Zoe Kazan on co-writing ‘Wildlife’ and co-starring in ‘The Ballad of Buster Scruggs’: ‘I felt so protective of her’ [EXCLUSIVE VIDEO INTERVIEW]

“I feel like I have enough hats that I’m wearing right now,” says Zoe Kazan about the possibility of directing. She’s open to it, but she has plenty on her plate at the moment as a co-writer and executive producer of “Wildlife” and as a co-star in “The Ballad of Buster Scruggs,” both of which opened this fall. Watch our exclusive video interview with Kazan above.

Kazan wrote “Wildlife” with Paul Dano, her partner in film and in life, but their collaboration “sort of happened by accident,” she says. The film is based on a novel by Richard Ford, and it started as a labor of love for Dano, who was also directing the film. “I could really see him in it,” she explains about the novel. “I could see his artistic sensibility. It seemed like a perfect fit.” He wrote a draft for the screenplay and gave it to Kazan, but “I thought it needed a lot of work. We fought as I was giving him notes on it,” but eventually they decided to work on it together, and “after that initial conversation it was a really easy, lovely collaborative process.”

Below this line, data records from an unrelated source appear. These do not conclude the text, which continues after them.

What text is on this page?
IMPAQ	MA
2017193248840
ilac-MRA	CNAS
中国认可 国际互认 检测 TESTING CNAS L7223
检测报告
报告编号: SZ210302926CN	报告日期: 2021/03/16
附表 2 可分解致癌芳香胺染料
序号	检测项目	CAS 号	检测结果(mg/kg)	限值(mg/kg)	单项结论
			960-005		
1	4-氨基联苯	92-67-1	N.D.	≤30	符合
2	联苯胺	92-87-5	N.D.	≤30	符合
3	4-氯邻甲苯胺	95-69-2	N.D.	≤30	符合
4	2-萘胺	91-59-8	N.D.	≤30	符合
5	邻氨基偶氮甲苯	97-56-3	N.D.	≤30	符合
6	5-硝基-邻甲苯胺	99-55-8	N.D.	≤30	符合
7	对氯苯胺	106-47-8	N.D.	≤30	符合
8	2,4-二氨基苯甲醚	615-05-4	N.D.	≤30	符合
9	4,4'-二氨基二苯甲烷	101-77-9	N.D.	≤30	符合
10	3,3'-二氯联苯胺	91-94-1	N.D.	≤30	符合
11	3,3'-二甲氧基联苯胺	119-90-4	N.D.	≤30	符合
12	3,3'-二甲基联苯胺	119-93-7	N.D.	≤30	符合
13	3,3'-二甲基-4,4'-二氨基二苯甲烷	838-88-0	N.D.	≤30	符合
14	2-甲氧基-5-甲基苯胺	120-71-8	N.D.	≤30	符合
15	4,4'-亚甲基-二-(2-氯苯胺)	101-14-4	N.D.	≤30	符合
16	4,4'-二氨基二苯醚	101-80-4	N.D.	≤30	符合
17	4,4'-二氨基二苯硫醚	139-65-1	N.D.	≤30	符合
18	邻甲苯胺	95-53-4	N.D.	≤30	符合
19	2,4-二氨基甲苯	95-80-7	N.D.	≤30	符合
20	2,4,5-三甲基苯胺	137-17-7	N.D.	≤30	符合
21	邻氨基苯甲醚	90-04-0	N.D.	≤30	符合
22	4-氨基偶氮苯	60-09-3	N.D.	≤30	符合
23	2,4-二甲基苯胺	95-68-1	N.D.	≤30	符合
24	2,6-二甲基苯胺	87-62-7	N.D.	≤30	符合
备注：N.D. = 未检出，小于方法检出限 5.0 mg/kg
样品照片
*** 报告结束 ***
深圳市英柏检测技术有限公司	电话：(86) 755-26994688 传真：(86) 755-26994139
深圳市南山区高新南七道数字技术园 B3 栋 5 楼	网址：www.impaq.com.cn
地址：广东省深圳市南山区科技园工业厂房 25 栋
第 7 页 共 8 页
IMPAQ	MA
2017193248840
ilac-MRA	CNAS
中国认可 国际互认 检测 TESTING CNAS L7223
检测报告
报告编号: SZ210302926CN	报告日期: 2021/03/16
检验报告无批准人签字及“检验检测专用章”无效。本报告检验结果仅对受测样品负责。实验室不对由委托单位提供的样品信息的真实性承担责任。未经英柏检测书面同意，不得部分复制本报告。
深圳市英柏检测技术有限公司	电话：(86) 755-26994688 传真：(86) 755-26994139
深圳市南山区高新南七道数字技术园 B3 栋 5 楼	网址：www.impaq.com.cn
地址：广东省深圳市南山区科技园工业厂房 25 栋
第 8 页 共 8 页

The more she worked on the film, the more personally she connected to the material herself. The story of a wife and mother (played by Carey Mulligan) forced to reconsider her life after her husband (Jake Gyllenhaal) leaves abruptly to fight a forest fire felt to Kazan like “there but for the grace of God go I. If I had been born in the 1930s and found myself as a woman in my 30s in the 1960s, I think I would have the same kinds of struggles.”

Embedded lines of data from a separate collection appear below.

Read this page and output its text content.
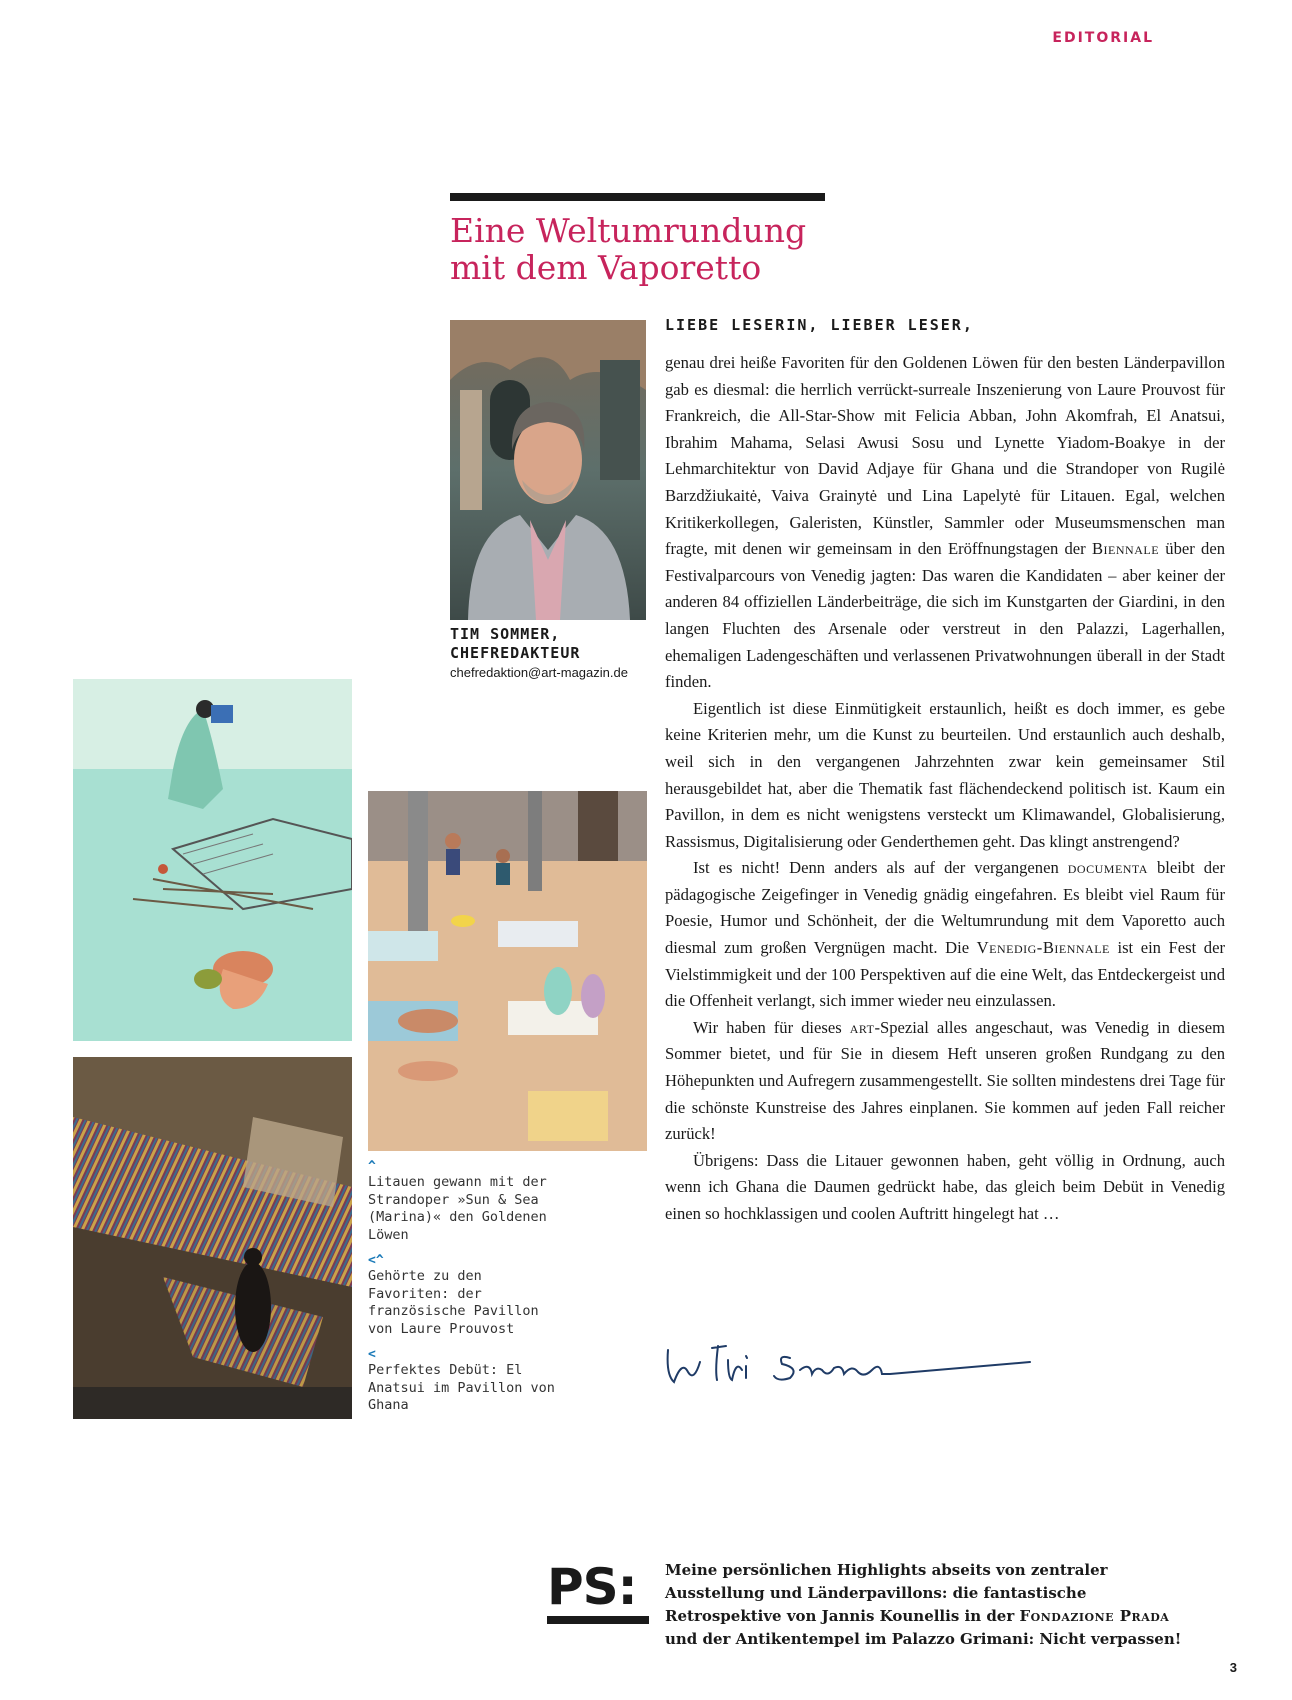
EDITORIAL
Eine Weltumrundung
mit dem Vaporetto
TIM SOMMER,
CHEFREDAKTEUR
chefredaktion@art-magazin.de
LIEBE LESERIN, LIEBER LESER,

genau drei heiße Favoriten für den Goldenen Löwen für den besten Länderpavillon gab es diesmal: die herrlich verrückt-surreale Inszenierung von Laure Prouvost für Frankreich, die All-Star-Show mit Felicia Abban, John Akomfrah, El Anatsui, Ibrahim Mahama, Selasi Awusi Sosu und Lynette Yiadom-Boakye in der Lehmarchitektur von David Adjaye für Ghana und die Strandoper von Rugilė Barzdžiukaitė, Vaiva Grainytė und Lina Lapelytė für Litauen. Egal, welchen Kritikerkollegen, Galeristen, Künstler, Sammler oder Museumsmenschen man fragte, mit denen wir gemeinsam in den Eröffnungstagen der Biennale über den Festivalparcours von Venedig jagten: Das waren die Kandidaten – aber keiner der anderen 84 offiziellen Länderbeiträge, die sich im Kunstgarten der Giardini, in den langen Fluchten des Arsenale oder verstreut in den Palazzi, Lagerhallen, ehemaligen Ladengeschäften und verlassenen Privatwohnungen überall in der Stadt finden.

Eigentlich ist diese Einmütigkeit erstaunlich, heißt es doch immer, es gebe keine Kriterien mehr, um die Kunst zu beurteilen. Und erstaunlich auch deshalb, weil sich in den vergangenen Jahrzehnten zwar kein gemeinsamer Stil herausgebildet hat, aber die Thematik fast flächendeckend politisch ist. Kaum ein Pavillon, in dem es nicht wenigstens versteckt um Klimawandel, Globalisierung, Rassismus, Digitalisierung oder Genderthemen geht. Das klingt anstrengend?

Ist es nicht! Denn anders als auf der vergangenen documenta bleibt der pädagogische Zeigefinger in Venedig gnädig eingefahren. Es bleibt viel Raum für Poesie, Humor und Schönheit, der die Weltumrundung mit dem Vaporetto auch diesmal zum großen Vergnügen macht. Die Venedig-Biennale ist ein Fest der Vielstimmigkeit und der 100 Perspektiven auf die eine Welt, das Entdeckergeist und die Offenheit verlangt, sich immer wieder neu einzulassen.

Wir haben für dieses art-Spezial alles angeschaut, was Venedig in diesem Sommer bietet, und für Sie in diesem Heft unseren großen Rundgang zu den Höhepunkten und Aufregern zusammengestellt. Sie sollten mindestens drei Tage für die schönste Kunstreise des Jahres einplanen. Sie kommen auf jeden Fall reicher zurück!

Übrigens: Dass die Litauer gewonnen haben, geht völlig in Ordnung, auch wenn ich Ghana die Daumen gedrückt habe, das gleich beim Debüt in Venedig einen so hochklassigen und coolen Auftritt hingelegt hat …

^
Litauen gewann mit der Strandoper »Sun & Sea (Marina)« den Goldenen Löwen
<^
Gehörte zu den Favoriten: der französische Pavillon von Laure Prouvost
<
Perfektes Debüt: El Anatsui im Pavillon von Ghana
PS:	Meine persönlichen Highlights abseits von zentraler Ausstellung und Länderpavillons: die fantastische Retrospektive von Jannis Kounellis in der Fondazione Prada und der Antikentempel im Palazzo Grimani: Nicht verpassen!
3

What interested Kazan in “Buster Scruggs” were the Coen Brothers. “They’re the kinds of filmmakers that you wait your whole life to be able to work with,” and she admits that she “would have leapt at the chance if it was one line. But this is a really special part.” The film is a Western anthology composed of six stories, and Kazan stars in “The Gal Who Got Rattled” as Alice Longabaugh, a woman experiencing a series of hardships on a wagon train. “She’s a very interesting kind of woman that you don’t get to see on screen a lot … I felt so protective of her. She’s a very vulnerable person in a very vulnerable position.”

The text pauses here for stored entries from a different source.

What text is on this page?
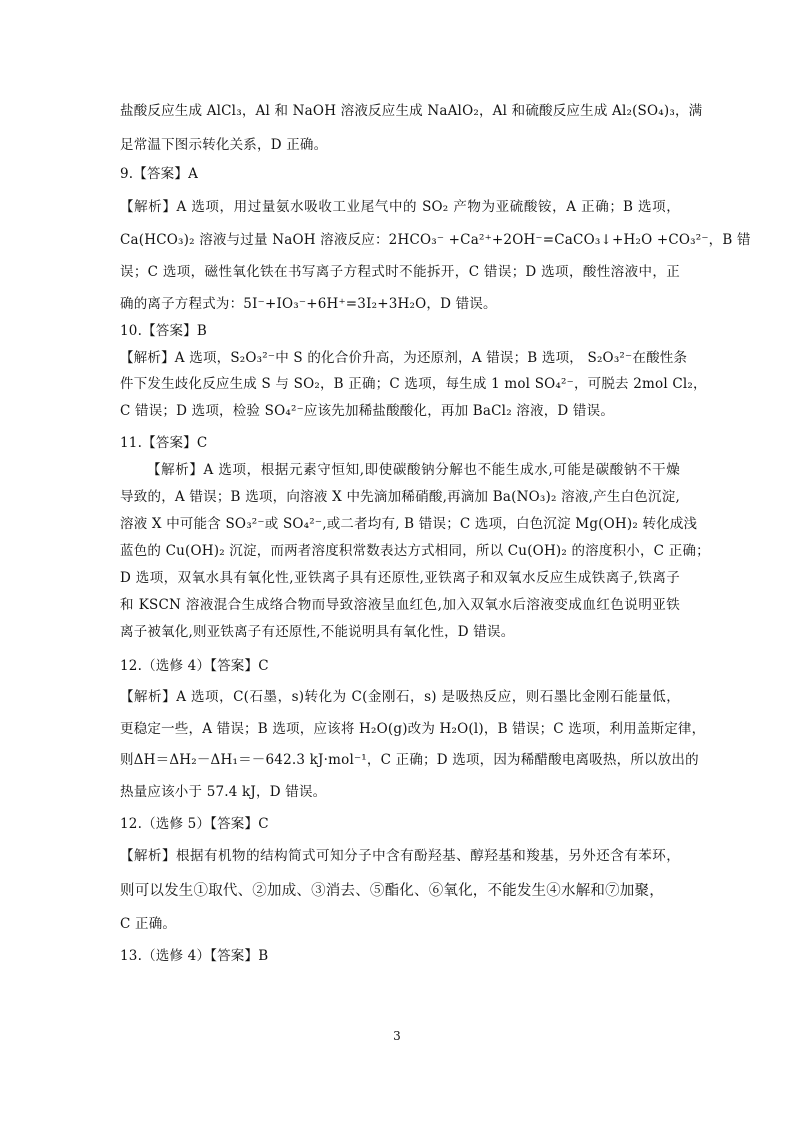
盐酸反应生成 AlCl₃，Al 和 NaOH 溶液反应生成 NaAlO₂，Al 和硫酸反应生成 Al₂(SO₄)₃，满
足常温下图示转化关系，D 正确。
9.【答案】A
【解析】A 选项，用过量氨水吸收工业尾气中的 SO₂ 产物为亚硫酸铵，A 正确；B 选项，
Ca(HCO₃)₂ 溶液与过量 NaOH 溶液反应：2HCO₃⁻ +Ca²⁺+2OH⁻=CaCO₃↓+H₂O +CO₃²⁻，B 错
误；C 选项，磁性氧化铁在书写离子方程式时不能拆开，C 错误；D 选项，酸性溶液中，正
确的离子方程式为：5I⁻+IO₃⁻+6H⁺=3I₂+3H₂O，D 错误。
10.【答案】B
【解析】A 选项，S₂O₃²⁻中 S 的化合价升高，为还原剂，A 错误；B 选项， S₂O₃²⁻在酸性条
件下发生歧化反应生成 S 与 SO₂，B 正确；C 选项，每生成 1 mol SO₄²⁻，可脱去 2mol Cl₂，
C 错误；D 选项，检验 SO₄²⁻应该先加稀盐酸酸化，再加 BaCl₂ 溶液，D 错误。
11.【答案】C
【解析】A 选项，根据元素守恒知,即使碳酸钠分解也不能生成水,可能是碳酸钠不干燥
导致的，A 错误；B 选项，向溶液 X 中先滴加稀硝酸,再滴加 Ba(NO₃)₂ 溶液,产生白色沉淀,
溶液 X 中可能含 SO₃²⁻或 SO₄²⁻,或二者均有, B 错误；C 选项，白色沉淀 Mg(OH)₂ 转化成浅
蓝色的 Cu(OH)₂ 沉淀，而两者溶度积常数表达方式相同，所以 Cu(OH)₂ 的溶度积小，C 正确；
D 选项，双氧水具有氧化性,亚铁离子具有还原性,亚铁离子和双氧水反应生成铁离子,铁离子
和 KSCN 溶液混合生成络合物而导致溶液呈血红色,加入双氧水后溶液变成血红色说明亚铁
离子被氧化,则亚铁离子有还原性,不能说明具有氧化性，D 错误。
12.（选修 4）【答案】C
【解析】A 选项，C(石墨，s)转化为 C(金刚石，s) 是吸热反应，则石墨比金刚石能量低，
更稳定一些，A 错误；B 选项，应该将 H₂O(g)改为 H₂O(l)，B 错误；C 选项，利用盖斯定律，
则ΔH＝ΔH₂－ΔH₁＝－642.3 kJ·mol⁻¹，C 正确；D 选项，因为稀醋酸电离吸热，所以放出的
热量应该小于 57.4 kJ，D 错误。
12.（选修 5）【答案】C
【解析】根据有机物的结构简式可知分子中含有酚羟基、醇羟基和羧基，另外还含有苯环，
则可以发生①取代、②加成、③消去、⑤酯化、⑥氧化，不能发生④水解和⑦加聚，
C 正确。
13.（选修 4）【答案】B
3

“Wildlife” opened in limited release on October 19. “Buster Scruggs” hit theaters on November 9, and the Netflix film started streaming instantly on November 16. Kazan thinks “Buster Scruggs” is best experienced on the big screen, but appreciates that Netflix will also make it available to viewers who might not otherwise have access to limited-release art house films. And she also appreciates the creative opportunities that that has opened up: “Netflix is employing a lot of my friends, so my hat is off to them.”